Die meisten Fragen zu diesem Thema entstehen an einer fremden Anleitung. Sie beschreibt einen Schritt, den es hier so nicht gibt. Drei Fälle kommen dabei immer wieder vor.

Das FTP-Programm bietet SFTP an, und es klappt nicht

SFTP ist eine Dateiübertragung über das SSH-Protokoll, und scp (Secure Copy) läuft ebenfalls via SSH. Ohne die Berechtigung greift deshalb beides nicht. Nehmen Sie stattdessen FTP über TLS. Diese verschlüsselte Verbindung ist in Ihrem Paket ausdrücklich vorgesehen. Als Host tragen Sie den Servernamen ein. Welcher Hostname das ist und welches Passwort dazugehört, sagen Ihnen die Zugangsdaten. Was zu tun ist, wenn es trotzdem nicht klappt, steht in FTP-Verbindung klappt nicht.

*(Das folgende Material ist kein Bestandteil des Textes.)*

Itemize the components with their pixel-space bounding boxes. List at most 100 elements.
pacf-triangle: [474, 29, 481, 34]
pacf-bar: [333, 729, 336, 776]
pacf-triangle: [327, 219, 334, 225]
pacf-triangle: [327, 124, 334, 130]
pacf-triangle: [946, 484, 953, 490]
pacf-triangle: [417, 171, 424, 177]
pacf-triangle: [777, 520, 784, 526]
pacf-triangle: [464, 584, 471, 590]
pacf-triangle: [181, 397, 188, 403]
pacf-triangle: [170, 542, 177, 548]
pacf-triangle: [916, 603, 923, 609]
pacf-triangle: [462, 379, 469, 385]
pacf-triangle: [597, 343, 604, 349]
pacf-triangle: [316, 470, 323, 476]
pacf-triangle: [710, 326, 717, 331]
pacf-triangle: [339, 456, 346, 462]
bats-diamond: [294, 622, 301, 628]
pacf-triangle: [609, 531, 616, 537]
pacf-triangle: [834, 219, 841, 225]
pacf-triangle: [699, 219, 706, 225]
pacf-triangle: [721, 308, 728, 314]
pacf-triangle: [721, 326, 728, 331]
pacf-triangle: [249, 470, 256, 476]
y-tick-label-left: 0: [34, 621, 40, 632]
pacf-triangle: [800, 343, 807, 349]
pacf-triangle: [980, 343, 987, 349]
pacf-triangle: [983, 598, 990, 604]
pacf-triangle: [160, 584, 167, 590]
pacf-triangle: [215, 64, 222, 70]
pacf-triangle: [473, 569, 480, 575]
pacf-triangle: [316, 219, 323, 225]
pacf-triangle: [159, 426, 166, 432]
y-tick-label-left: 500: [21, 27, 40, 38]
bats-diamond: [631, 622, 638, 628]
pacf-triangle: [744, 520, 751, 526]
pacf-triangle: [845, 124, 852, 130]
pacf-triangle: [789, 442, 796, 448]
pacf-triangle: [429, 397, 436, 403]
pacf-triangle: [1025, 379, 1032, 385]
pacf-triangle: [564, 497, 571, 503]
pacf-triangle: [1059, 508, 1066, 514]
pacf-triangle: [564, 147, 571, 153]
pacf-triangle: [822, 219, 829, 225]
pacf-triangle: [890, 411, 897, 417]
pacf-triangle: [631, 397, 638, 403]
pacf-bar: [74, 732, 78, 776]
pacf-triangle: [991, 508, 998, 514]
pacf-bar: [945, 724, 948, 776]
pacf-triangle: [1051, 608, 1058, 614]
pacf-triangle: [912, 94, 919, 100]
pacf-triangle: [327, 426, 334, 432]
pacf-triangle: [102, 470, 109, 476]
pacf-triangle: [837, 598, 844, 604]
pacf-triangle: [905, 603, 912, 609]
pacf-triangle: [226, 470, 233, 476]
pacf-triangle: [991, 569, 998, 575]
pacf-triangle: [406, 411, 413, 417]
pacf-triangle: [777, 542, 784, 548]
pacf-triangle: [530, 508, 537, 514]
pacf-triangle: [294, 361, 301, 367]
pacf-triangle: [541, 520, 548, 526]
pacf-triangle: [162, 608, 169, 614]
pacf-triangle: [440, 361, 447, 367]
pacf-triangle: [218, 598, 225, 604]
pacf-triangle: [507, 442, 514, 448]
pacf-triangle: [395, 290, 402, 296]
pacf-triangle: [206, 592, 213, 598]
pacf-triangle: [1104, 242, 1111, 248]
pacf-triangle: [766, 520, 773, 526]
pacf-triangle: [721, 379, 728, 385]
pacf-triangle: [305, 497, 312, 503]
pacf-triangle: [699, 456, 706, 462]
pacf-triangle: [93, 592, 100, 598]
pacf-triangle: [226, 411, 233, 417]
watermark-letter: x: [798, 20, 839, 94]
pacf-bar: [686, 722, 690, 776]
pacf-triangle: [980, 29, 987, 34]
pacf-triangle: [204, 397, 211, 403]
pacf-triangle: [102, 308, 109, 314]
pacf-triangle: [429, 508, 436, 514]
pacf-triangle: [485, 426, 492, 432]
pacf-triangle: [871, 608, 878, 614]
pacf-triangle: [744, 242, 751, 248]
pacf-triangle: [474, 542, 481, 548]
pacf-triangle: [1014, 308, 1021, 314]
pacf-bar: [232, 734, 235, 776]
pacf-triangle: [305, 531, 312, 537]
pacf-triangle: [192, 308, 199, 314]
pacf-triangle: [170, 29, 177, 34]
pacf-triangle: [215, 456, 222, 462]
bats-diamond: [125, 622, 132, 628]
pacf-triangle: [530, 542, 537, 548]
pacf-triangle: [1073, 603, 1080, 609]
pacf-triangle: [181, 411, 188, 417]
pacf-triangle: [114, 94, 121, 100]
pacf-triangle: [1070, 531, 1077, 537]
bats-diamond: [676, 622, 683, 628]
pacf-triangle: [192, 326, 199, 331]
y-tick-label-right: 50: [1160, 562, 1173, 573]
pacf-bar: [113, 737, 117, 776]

Die Anleitung nennt einen Befehl für das Terminal

Prüfen Sie zuerst, ob es dafür ein Werkzeug in Plesk gibt. Bei WordPress ist WP-CLI meist die Antwort. Für Aktualisierungen brauchen Sie allerdings nicht einmal das. Plugins und Themes bringt das WP Toolkit auf Knopfdruck auf den Stand, siehe WordPress Plugins in Plesk aktualisieren. Auch die Installation selbst läuft ohne Befehl, siehe WordPress in Plesk installieren.

Ein SSH-Client ist installiert, aber es passiert nichts

Unter Linux und macOS ist OpenSSH bereits Teil des Betriebssystems. Unter Windows nutzen viele PuTTY oder die Eingabeaufforderung. Für Ihr Paket brauchen Sie jedoch keines dieser Programme. Bleibt die Verbindung ohne Antwort, liegt das an der fehlenden Berechtigung. An Ihrer Einrichtung liegt es nicht.

Warum Hosting-Pakete ohne Secure Shell auskommen

Ein Zugang mit vollem Zugriff auf Ihre Daten ist kein Komfortmerkmal, sondern ein Risiko. Ein solcher Benutzer gehört dorthin, wo er gebraucht wird, weil er ständig Pflege braucht. Wo er gar nicht erst offensteht, hat das Paket somit eine Angriffsfläche weniger.

Der zweite Grund steht hinter allen Werkzeugen dieses Artikels: Sie arbeiten in Ihrem Webspace, nicht auf dem ganzen Server. Genau deshalb kommen sie ohne die Berechtigung aus, die eine Shell bräuchte. Sie bekommen also die Befehle Ihrer Anwendung. Die riskanten bleiben außen vor.

Sobald Sie an einer Stelle nicht weiterkommen, melden Sie sich beim Support. Wie Sie in die Verwaltung gelangen, steht in Plesk anmelden.